In drie opeenvolgende hoofdstukken (Handelingen 8-10) legde Lucas drie getuigenissen van verlossing vast van de nakomelingen van Noach's zonen die getuigen voor Christus werden en belangrijke instrumenten in de verspreiding van het evangelie over de hele wereld.

De Ethiopische kamerling

Een engel van de Heer gaf Filippus, de evangelist, opdracht om een succesvolle bediening in Samaria te verlaten en zuidwaarts naar de woestijn te reizen. Daar ontmoette hij een man uit Ethiopië, wat tegenwoordig het gebied van Zuid-Egypte en Noord-Soedan is. De man stamde af van Noachs zoon Cham en was schatbewaarder, een vooraanstaande verantwoordelijke en gezaghebbende positie onder Candace, koningin van de Ethiopiërs. Hij was waarschijnlijk een onvolledige bekeerling tot het Jodendom, want hoewel hij in Jeruzalem aanbad en een kopie van de Heilige Schrift bezat, was hij een eunuch en had daarom geen toegang tot de Tempel.
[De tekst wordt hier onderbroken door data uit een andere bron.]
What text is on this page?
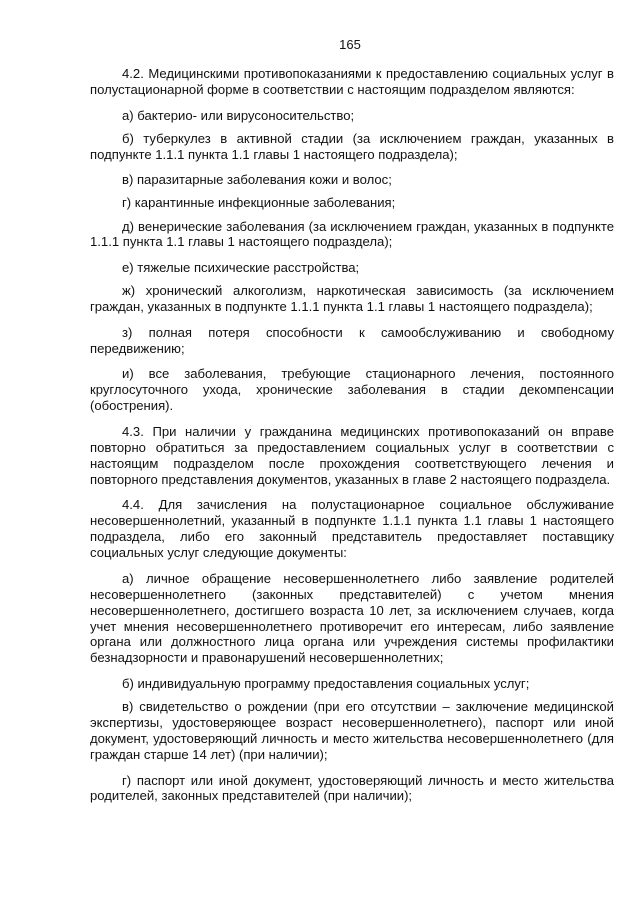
165

4.2. Медицинскими противопоказаниями к предоставлению социальных услуг в полустационарной форме в соответствии с настоящим подразделом являются:

а) бактерио- или вирусоносительство;

б) туберкулез в активной стадии (за исключением граждан, указанных в подпункте 1.1.1 пункта 1.1 главы 1 настоящего подраздела);

в) паразитарные заболевания кожи и волос;

г) карантинные инфекционные заболевания;

д) венерические заболевания (за исключением граждан, указанных в подпункте 1.1.1 пункта 1.1 главы 1 настоящего подраздела);

е) тяжелые психические расстройства;

ж) хронический алкоголизм, наркотическая зависимость (за исключением граждан, указанных в подпункте 1.1.1 пункта 1.1 главы 1 настоящего подраздела);

з) полная потеря способности к самообслуживанию и свободному передвижению;

и) все заболевания, требующие стационарного лечения, постоянного круглосуточного ухода, хронические заболевания в стадии декомпенсации (обострения).

4.3. При наличии у гражданина медицинских противопоказаний он вправе повторно обратиться за предоставлением социальных услуг в соответствии с настоящим подразделом после прохождения соответствующего лечения и повторного представления документов, указанных в главе 2 настоящего подраздела.

4.4. Для зачисления на полустационарное социальное обслуживание несовершеннолетний, указанный в подпункте 1.1.1 пункта 1.1 главы 1 настоящего подраздела, либо его законный представитель предоставляет поставщику социальных услуг следующие документы:

а) личное обращение несовершеннолетнего либо заявление родителей несовершеннолетнего (законных представителей) с учетом мнения несовершеннолетнего, достигшего возраста 10 лет, за исключением случаев, когда учет мнения несовершеннолетнего противоречит его интересам, либо заявление органа или должностного лица органа или учреждения системы профилактики безнадзорности и правонарушений несовершеннолетних;

б) индивидуальную программу предоставления социальных услуг;

в) свидетельство о рождении (при его отсутствии – заключение медицинской экспертизы, удостоверяющее возраст несовершеннолетнего), паспорт или иной документ, удостоверяющий личность и место жительства несовершеннолетнего (для граждан старше 14 лет) (при наличии);

г) паспорт или иной документ, удостоверяющий личность и место жительства родителей, законных представителей (при наличии);
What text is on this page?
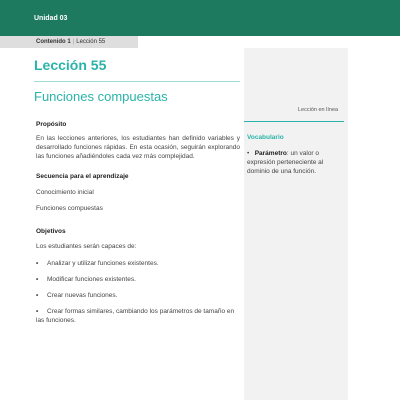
Unidad 03
Contenido 1 | Lección 55
Lección 55
Funciones compuestas
Propósito
En las lecciones anteriores, los estudiantes han definido variables y desarrollado funciones rápidas. En esta ocasión, seguirán explorando las funciones añadiéndoles cada vez más complejidad.
Secuencia para el aprendizaje
Conocimiento inicial
Funciones compuestas
Objetivos
Los estudiantes serán capaces de:
• Analizar y utilizar funciones existentes.
• Modificar funciones existentes.
• Crear nuevas funciones.
• Crear formas similares, cambiando los parámetros de tamaño en las funciones.
Lección en línea
Vocabulario
• Parámetro: un valor o expresión perteneciente al dominio de una función.
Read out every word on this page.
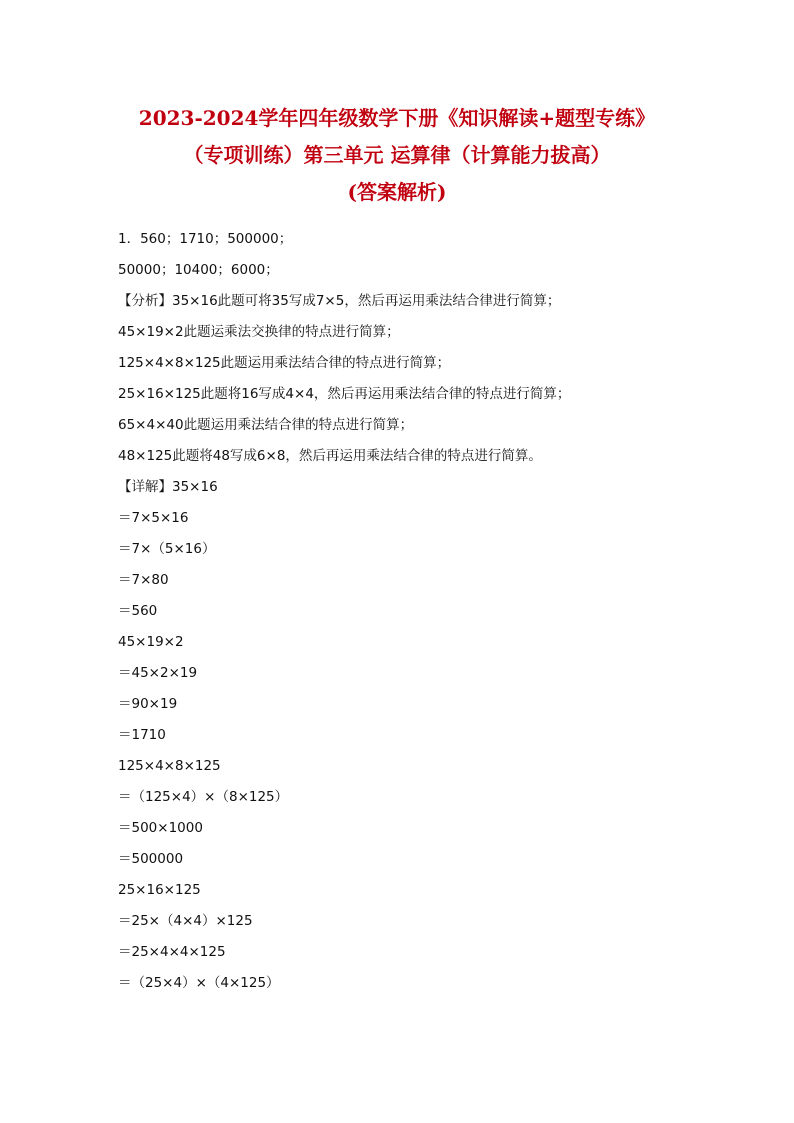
2023-2024学年四年级数学下册《知识解读+题型专练》
（专项训练）第三单元 运算律（计算能力拔高）
(答案解析)
1．560；1710；500000；
50000；10400；6000；
【分析】35×16此题可将35写成7×5，然后再运用乘法结合律进行简算；
45×19×2此题运乘法交换律的特点进行简算；
125×4×8×125此题运用乘法结合律的特点进行简算；
25×16×125此题将16写成4×4，然后再运用乘法结合律的特点进行简算；
65×4×40此题运用乘法结合律的特点进行简算；
48×125此题将48写成6×8，然后再运用乘法结合律的特点进行简算。
【详解】35×16
＝7×5×16
＝7×（5×16）
＝7×80
＝560
45×19×2
＝45×2×19
＝90×19
＝1710
125×4×8×125
＝（125×4）×（8×125）
＝500×1000
＝500000
25×16×125
＝25×（4×4）×125
＝25×4×4×125
＝（25×4）×（4×125）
De Heilige Geest leidde Filippus naar de wagen van de man precies op het moment dat de kamerling Jesaja 53:7-8 aan het lezen was. “Begrijpt u wat u leest?” vroeg Filippus (Handelingen 8:30). De kamerling gaf toe dat hij iemand nodig had om de tekst over de lijdende Knecht uit te leggen. “Over wie zegt de profeet dit?” vroeg hij zich af (v. 34).

Filippus begon de kamerling uit die twee verzen in Jesaja te onderwijzen en nam hem mee op een evangelische tocht door het Oude Testament terwijl hij “Jezus aan hem verkondigde” (v. 35). Filippus' onderricht was doordrenkt met de kracht van de Heilige Geest, waardoor de kamerling zei: “Ik geloof dat Jezus Christus de Zoon van God is” (vers 37). Dus toen ze bij een watermassa kwamen, vroeg de man Filippus om hem te dopen.
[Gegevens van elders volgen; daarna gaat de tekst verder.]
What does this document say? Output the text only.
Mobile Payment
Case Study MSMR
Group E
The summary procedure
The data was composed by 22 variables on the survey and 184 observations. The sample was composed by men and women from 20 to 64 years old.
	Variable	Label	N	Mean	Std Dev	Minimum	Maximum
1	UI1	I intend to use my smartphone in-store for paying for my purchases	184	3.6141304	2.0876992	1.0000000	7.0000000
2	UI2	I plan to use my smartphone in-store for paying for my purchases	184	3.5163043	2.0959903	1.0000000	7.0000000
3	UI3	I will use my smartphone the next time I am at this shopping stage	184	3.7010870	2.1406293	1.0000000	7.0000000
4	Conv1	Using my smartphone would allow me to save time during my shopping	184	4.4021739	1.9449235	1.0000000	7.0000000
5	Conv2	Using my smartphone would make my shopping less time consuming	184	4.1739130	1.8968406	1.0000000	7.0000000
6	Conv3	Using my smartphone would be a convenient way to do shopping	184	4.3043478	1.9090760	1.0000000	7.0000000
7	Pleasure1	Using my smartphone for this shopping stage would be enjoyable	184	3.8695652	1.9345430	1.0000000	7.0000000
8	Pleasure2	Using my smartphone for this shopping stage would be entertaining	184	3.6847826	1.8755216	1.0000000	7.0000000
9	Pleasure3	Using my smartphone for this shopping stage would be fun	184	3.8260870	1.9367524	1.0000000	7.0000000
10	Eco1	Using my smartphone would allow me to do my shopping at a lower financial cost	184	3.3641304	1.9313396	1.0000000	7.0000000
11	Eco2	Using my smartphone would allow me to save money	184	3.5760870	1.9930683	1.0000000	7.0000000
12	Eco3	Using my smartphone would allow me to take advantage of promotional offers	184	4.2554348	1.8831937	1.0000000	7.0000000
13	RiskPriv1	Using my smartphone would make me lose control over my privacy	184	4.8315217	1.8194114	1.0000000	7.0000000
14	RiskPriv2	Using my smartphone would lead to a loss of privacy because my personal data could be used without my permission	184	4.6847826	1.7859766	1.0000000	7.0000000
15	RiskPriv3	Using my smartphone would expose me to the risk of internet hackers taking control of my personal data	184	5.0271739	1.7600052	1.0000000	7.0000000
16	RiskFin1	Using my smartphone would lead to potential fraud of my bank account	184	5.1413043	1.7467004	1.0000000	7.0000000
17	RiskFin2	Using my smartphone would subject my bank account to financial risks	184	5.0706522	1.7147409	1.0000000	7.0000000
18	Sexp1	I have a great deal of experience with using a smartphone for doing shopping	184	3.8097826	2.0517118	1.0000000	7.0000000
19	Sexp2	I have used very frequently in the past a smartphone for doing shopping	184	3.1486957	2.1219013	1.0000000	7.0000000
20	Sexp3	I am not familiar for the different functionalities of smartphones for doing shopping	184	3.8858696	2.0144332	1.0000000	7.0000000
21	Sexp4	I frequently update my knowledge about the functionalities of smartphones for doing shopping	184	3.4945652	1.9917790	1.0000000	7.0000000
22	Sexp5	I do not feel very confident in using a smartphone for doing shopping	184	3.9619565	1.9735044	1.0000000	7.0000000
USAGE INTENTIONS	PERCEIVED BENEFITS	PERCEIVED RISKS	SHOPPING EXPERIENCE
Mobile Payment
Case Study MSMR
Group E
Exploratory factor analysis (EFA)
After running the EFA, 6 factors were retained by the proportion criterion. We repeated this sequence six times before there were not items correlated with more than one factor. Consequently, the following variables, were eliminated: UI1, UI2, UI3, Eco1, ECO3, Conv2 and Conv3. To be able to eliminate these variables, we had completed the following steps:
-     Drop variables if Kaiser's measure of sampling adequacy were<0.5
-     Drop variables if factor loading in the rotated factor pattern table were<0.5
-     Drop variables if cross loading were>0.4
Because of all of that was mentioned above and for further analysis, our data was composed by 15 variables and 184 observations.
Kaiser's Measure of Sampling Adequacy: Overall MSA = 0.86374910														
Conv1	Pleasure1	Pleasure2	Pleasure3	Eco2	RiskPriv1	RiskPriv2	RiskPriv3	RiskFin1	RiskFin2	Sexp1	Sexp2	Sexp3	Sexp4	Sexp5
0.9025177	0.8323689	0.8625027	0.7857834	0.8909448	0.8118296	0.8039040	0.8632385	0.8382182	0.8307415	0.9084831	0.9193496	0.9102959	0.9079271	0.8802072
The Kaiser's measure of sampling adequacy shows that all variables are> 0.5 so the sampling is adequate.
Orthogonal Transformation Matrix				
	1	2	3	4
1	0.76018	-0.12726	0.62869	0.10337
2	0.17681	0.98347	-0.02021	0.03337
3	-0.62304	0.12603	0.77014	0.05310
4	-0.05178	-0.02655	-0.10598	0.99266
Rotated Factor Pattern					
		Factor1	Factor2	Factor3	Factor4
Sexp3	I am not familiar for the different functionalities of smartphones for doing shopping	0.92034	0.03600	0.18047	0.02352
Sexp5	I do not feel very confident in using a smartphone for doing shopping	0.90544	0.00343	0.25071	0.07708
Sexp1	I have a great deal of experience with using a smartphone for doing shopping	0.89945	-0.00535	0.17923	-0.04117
Via de kamerling zorgde God voor een strategische getuige om het evangelie naar Afrika te brengen. Als bevestiging van deze goddelijke aanstelling “nam de Geest van de Heer Filippus weg, zodat de kamerling hem niet meer zag” (v. 39). Zonder twijfel gebruikte God de wedergeboren Afrikaanse hoogwaardigheidsbekleder, bekrachtigd door de Heilige Geest, om het Goede Nieuws over zijn continent te verspreiden.

Saulus van Tarsus

Saulus van Tarsus was een Benjamiet, “een Hebreeër uit de Hebreeën” en “een Farizeeër” (Fil. 3:5). Hij had gestudeerd onder de bekende, gerespecteerde Farizeeër Gamaliël (Handelingen 22:3) en had een ongeëvenaarde ijver voor God. Die ijver was de brandstof die hem ertoe aanzette om naar Damascus te gaan om “dreigementen en moord” uit te ademen en iedereen te vervolgen die deel uitmaakte van “de Weg” (9:1-2). Hij vormde een grote bedreiging voor de pasgeboren kerk van Christus, wat misschien wel de reden was dat Jezus zelf Saulus confronteerde op de weg naar Damascus.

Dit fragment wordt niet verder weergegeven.